Der Fremde hatte gespenstige weiße Augen und unter seinem Umhang, den eine aufgestickte Skeletthand mit einer goldenen Waage zierte, blitzte eine Sonnenklinge. Nicht gerade der Typ von Mann, den man nachts in dunklen Gassen gerne hinter sich wusste. Winter beschleunigte ihre Schritte, doch es gelang ihr nicht, den Fremden abzuschütteln.
Schließlich gab sie auf. Abrupt blieb sie stehen und wandte sich um.
„Weshalb verfolgt Ihr mich?“, zischte sie, bereit ihm einen Zauber entgegen zu schleudern, sollte der Kerl es wagen irgendetwas zu versuchen. Stattdessen begegnete er ihr mit unterkühlter Höflichkeit.
„Gestatten.“ Der Hüne senkte, eine Verbeugung andeutend, den Kopf. „Hades mein Name. Ich habe Euch in der Taverne beobachtet. Ihr kennt den Mann, der des Mordes an dem Fürsten bezichtigt wird?“
„Ich weiß wirklich nicht, was Euch das angeht“, erklärte Winter gereizt. Ein übereifriger Möchtegern-Detektiv war das Letzte, was sie jetzt gebrauchen konnte. Was auch immer Dorien dieses Mal schon wieder ausgefressen hatte, es klang nach einer gehörigen Portion Ärger. „Aber ja, dieser Mann ist zufällig mein Ehemann.“
Mit diesen Worten wandte sie sich um und ließ ihren Verfolger stehen.

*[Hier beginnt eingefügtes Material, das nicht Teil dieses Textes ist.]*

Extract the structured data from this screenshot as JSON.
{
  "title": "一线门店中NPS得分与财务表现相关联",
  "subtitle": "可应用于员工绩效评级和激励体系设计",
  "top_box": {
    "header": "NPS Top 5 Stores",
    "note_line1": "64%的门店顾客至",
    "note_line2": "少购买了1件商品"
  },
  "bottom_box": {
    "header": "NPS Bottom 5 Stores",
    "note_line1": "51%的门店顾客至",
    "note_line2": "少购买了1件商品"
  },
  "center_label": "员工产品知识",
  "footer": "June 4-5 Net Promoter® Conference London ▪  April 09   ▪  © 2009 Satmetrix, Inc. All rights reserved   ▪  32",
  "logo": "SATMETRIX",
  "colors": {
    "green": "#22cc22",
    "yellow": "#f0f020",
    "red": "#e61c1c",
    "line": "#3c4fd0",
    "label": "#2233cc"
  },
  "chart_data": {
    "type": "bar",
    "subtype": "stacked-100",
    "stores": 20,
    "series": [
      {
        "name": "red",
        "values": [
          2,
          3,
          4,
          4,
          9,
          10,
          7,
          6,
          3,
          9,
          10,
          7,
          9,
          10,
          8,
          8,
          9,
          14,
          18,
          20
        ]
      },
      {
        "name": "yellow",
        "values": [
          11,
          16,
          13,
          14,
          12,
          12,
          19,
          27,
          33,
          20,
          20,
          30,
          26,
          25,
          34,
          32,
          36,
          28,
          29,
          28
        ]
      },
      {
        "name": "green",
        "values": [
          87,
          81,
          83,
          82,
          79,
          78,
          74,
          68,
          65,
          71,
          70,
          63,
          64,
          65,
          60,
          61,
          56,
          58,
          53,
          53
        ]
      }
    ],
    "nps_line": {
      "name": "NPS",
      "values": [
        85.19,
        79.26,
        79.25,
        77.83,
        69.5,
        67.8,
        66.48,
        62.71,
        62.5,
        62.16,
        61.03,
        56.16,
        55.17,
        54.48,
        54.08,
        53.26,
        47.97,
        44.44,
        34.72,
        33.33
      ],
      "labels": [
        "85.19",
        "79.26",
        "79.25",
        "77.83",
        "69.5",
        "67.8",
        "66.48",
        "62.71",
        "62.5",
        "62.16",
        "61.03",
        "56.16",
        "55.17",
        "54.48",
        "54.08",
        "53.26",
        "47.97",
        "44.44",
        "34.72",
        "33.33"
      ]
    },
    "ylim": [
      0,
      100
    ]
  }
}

Das städtische Gefängnis befand sich in den Kellern des Hochpalasts. Das strahlende Märchenschloss mit den vier filigranen Türmen überblickte die Stadt von einem Hügel aus. Einhornmotive zierten die kunstvolle Stuckfassade. Das Hauptquartier der Silbernen Ritter, Silbrigmonds Stadtwache, war im Nordturm des Palasts gelegen. Dort angekommen verwies man Winter an den Hauptmann. Da dieser im Moment nicht zu sprechen war, blieb ihr nichts weiter übrig, als im Vorraum zu seinem Arbeitszimmer zu warten. Dort stellte sie fest, dass der Fremde ihr hierher gefolgt war. Sie beließ es jedoch bei einem verärgerten Schnauben, als Hades es sich auf der Wartebank bequem machte, während sie ruhelos auf und ab lief.

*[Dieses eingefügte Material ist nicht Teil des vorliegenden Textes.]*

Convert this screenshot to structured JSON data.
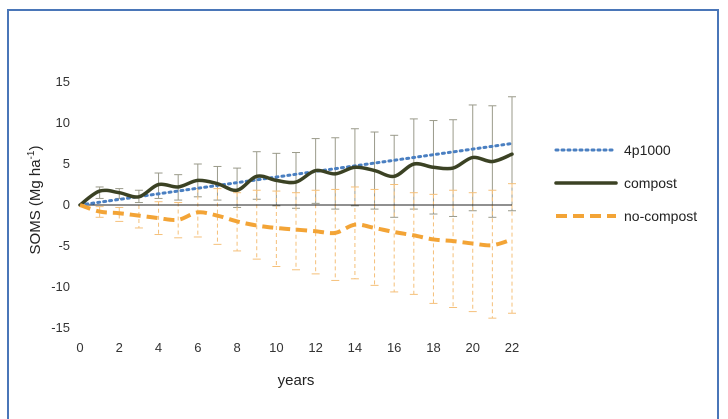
{
  "chart_data": {
    "type": "line",
    "title": "",
    "xlabel": "years",
    "ylabel_main": "SOMS (Mg ha",
    "ylabel_sup": "-1",
    "ylabel_close": ")",
    "xlim": [
      0,
      22
    ],
    "ylim": [
      -15,
      15
    ],
    "xticks": [
      0,
      2,
      4,
      6,
      8,
      10,
      12,
      14,
      16,
      18,
      20,
      22
    ],
    "yticks": [
      15,
      10,
      5,
      0,
      -5,
      -10,
      -15
    ],
    "grid": false,
    "legend_position": "right",
    "x": [
      0,
      1,
      2,
      3,
      4,
      5,
      6,
      7,
      8,
      9,
      10,
      11,
      12,
      13,
      14,
      15,
      16,
      17,
      18,
      19,
      20,
      21,
      22
    ],
    "series": [
      {
        "name": "4p1000",
        "style": "dotted",
        "color": "#4a7fc1",
        "x": [
          0,
          22
        ],
        "values": [
          0,
          7.5
        ]
      },
      {
        "name": "compost",
        "style": "solid",
        "color": "#3b4224",
        "values": [
          0,
          1.7,
          1.5,
          1.0,
          2.5,
          2.2,
          3.0,
          2.6,
          1.8,
          3.5,
          3.0,
          2.8,
          4.2,
          3.8,
          4.6,
          4.2,
          3.5,
          5.0,
          4.6,
          4.5,
          5.8,
          5.3,
          6.2
        ],
        "error_upper": [
          0,
          2.2,
          2.0,
          1.8,
          3.9,
          3.7,
          5.0,
          4.7,
          4.5,
          6.5,
          6.3,
          6.4,
          8.1,
          8.2,
          9.3,
          8.9,
          8.5,
          10.5,
          10.3,
          10.4,
          12.2,
          12.1,
          13.2
        ],
        "error_lower": [
          0,
          0.8,
          0.8,
          0.3,
          0.8,
          0.6,
          1.0,
          0.6,
          -0.3,
          0.7,
          -0.1,
          -0.4,
          0.2,
          -0.5,
          -0.1,
          -0.5,
          -1.5,
          -0.5,
          -1.1,
          -1.4,
          -0.7,
          -1.5,
          -0.7
        ]
      },
      {
        "name": "no-compost",
        "style": "dashed",
        "color": "#f3a436",
        "values": [
          0,
          -0.8,
          -1.0,
          -1.3,
          -1.6,
          -1.8,
          -0.9,
          -1.3,
          -2.0,
          -2.5,
          -2.8,
          -3.0,
          -3.2,
          -3.4,
          -2.4,
          -2.8,
          -3.3,
          -3.7,
          -4.2,
          -4.4,
          -4.7,
          -4.9,
          -4.2
        ],
        "error_upper": [
          0,
          -0.2,
          -0.3,
          0.0,
          0.4,
          0.3,
          2.0,
          2.0,
          1.5,
          1.8,
          1.7,
          1.5,
          1.8,
          1.9,
          2.2,
          1.9,
          2.5,
          1.5,
          1.3,
          1.8,
          1.5,
          1.8,
          2.6
        ],
        "error_lower": [
          0,
          -1.5,
          -2.0,
          -2.8,
          -3.6,
          -4.0,
          -3.9,
          -4.8,
          -5.6,
          -6.6,
          -7.5,
          -7.9,
          -8.4,
          -9.2,
          -9.0,
          -9.8,
          -10.6,
          -10.9,
          -12.0,
          -12.5,
          -13.0,
          -13.8,
          -13.2
        ]
      }
    ]
  }
}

„Habt Ihr vor ihn um sein Geld zu betrügen?“
„Wie bitte?“
„Euren Ehemann“, sagte Hades. „Ihr habt seine Mutter belogen, was die Hochzeit in Myth Drannor anging. Habt Ihr etwas mit seiner Festnahme zu tun?“
Winter blieb jäh stehen.
„Was maßt Ihr Euch an!“, empörte sie sich. Doch ihre Erzürnung schien den selbsternannten Detektiv nicht im Mindesten zu beeindrucken.

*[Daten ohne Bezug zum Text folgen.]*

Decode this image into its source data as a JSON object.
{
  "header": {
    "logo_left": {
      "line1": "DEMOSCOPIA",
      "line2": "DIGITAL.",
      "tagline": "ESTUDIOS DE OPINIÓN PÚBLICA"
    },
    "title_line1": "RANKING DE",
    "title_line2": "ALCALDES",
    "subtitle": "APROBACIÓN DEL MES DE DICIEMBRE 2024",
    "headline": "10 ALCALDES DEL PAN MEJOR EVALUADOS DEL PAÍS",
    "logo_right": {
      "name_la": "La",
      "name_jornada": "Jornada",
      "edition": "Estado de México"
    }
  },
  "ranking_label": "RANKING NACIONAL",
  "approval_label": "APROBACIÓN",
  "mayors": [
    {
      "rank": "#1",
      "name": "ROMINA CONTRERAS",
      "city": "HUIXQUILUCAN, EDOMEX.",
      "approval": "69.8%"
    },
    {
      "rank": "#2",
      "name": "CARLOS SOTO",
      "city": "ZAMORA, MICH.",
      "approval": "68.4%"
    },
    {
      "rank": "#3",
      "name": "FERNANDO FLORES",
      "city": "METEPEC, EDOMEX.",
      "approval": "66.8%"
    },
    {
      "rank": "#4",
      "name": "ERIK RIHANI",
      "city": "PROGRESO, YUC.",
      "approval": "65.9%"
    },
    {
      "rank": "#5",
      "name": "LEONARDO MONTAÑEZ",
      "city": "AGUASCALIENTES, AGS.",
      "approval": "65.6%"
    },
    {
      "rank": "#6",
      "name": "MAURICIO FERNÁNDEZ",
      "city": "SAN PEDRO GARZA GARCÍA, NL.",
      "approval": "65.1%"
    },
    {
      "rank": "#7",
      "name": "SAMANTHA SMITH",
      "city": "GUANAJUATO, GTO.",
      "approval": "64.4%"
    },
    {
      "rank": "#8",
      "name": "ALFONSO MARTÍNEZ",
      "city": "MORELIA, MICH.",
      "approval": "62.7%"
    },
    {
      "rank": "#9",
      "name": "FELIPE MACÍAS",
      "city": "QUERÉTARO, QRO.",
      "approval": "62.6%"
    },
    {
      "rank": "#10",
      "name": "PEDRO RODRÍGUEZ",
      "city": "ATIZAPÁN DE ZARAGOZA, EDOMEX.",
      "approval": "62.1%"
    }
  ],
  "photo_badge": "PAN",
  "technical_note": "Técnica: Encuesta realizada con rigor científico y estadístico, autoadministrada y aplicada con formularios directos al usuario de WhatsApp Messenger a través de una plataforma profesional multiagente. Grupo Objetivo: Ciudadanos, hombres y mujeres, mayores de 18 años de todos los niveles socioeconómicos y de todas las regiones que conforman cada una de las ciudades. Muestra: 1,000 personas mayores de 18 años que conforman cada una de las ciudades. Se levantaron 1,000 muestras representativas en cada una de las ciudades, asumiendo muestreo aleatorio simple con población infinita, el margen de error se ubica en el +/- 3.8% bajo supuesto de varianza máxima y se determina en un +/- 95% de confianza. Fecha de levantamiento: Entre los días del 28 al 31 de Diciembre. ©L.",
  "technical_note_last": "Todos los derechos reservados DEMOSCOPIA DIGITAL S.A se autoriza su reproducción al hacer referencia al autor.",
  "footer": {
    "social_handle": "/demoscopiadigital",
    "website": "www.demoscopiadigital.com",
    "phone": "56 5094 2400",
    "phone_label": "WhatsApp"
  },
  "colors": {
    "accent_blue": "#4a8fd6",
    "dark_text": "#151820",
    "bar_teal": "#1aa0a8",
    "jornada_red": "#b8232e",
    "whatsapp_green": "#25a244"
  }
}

„Habt Ihr diesen Lord Oleander ermorden lassen?“, fragte er mit sachlicher Miene.
„Natürlich nicht!“
Winter war heilfroh, dass in diesem Moment Hauptmann Alathar in der Tür erschien. Es mochte keinen allzu guten Eindruck machen, wenn die Ehefrau eines Mordverdächtigen im Hauptquartier der Wache auf einen Fremden losging. Der Hauptmann ließ die beiden eintreten. Mit unbewegter Miene ließ er Winters Beteuerungen über sich ergehen, die ihn von der Unschuld ihres „guten Gatten“ zu überzeugen versuchte. Auf Hades’ Drängen schilderte er ihnen schließlich, was in der Nacht geschehen war: Etwa zur zwölften Stunde hatten zwei Wachen auf Nachtpatrouille im Adelsviertel Schreie gehört, die sie zur Villa der Oleanders geführt hatten, wo ihnen ein verstörter Butler entgegen geeilt war. Im Schlafgemach hatten sie den Hausherrn mit aufgeschnittener Kehle in seinem Bett aufgefunden. Dorien war mit der Tatwaffe in der Hand ertappt worden. Zudem hatte ein Mitglied der Zaubergarde, das kurz darauf zum Tatort gerufen wurde, entdeckt, dass die Hausherrin und Gemahlin des Opfers, Lady Lucinda Oleander, unter Doriens magischer Kontrolle stand. Für den Hauptmann musste es so aussehen, als habe der Mörder versucht, eine Augenzeugin zum Schweigen zu bringen.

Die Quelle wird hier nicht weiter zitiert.